封じ込めは破れた。ベッセントの手段が誤っていたからではない。機雷が問題の物理的な性質を変えたからだ。
機雷が変えたもの
市場はあるシナリオを織り込んでいた。「停戦すれば海峡は再開する」。トランプは「戦争はほぼ完了」と語った。護衛艦が到着する。タンカーが動き出す。原油が下がる。月曜日、日経平均が2.88%反発しブレントが119ドルから88ドルに急落したのは、このシナリオの値付けだった。
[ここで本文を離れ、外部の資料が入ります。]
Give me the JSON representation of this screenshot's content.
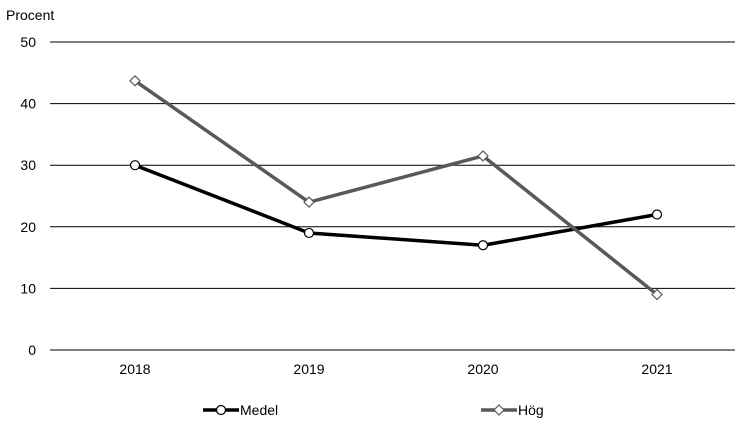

機雷はその前提を覆した。ミサイルや無人艇と異なり、機雷は無差別で、持続的で、停戦後も除去に数週間を要する。米海軍は昨年9月にペルシャ湾に配備していた専用掃海艇4隻をすべて退役させており、汎用艦での対応を迫られている。米中央軍は火曜に機雷敷設艇16隻を撃沈、トランプは水曜までに28隻と発表したが、すでに海中に投下された機雷はそのまま残る。
区別は重要だ。市場は「停戦イコール安全な航行」を想定していた。機雷は「停戦イコール安全な航行ではない」ことを意味する。再開の見通しは数日から数週間、場合によっては数ヶ月に延びた。備蓄放出で機雷原は掃海できない。
IEAの4億バレルは、2022年のウクライナ侵攻後の1.82億バレルを大きく上回る史上最大の規模だ。だがマッコーリーのアナリストが指摘したように、世界の日量生産の約4日分、湾岸からの輸送量の約16日分に過ぎない。海峡の閉鎖が1ヶ月続けば、時間は稼げても問題は解決しない。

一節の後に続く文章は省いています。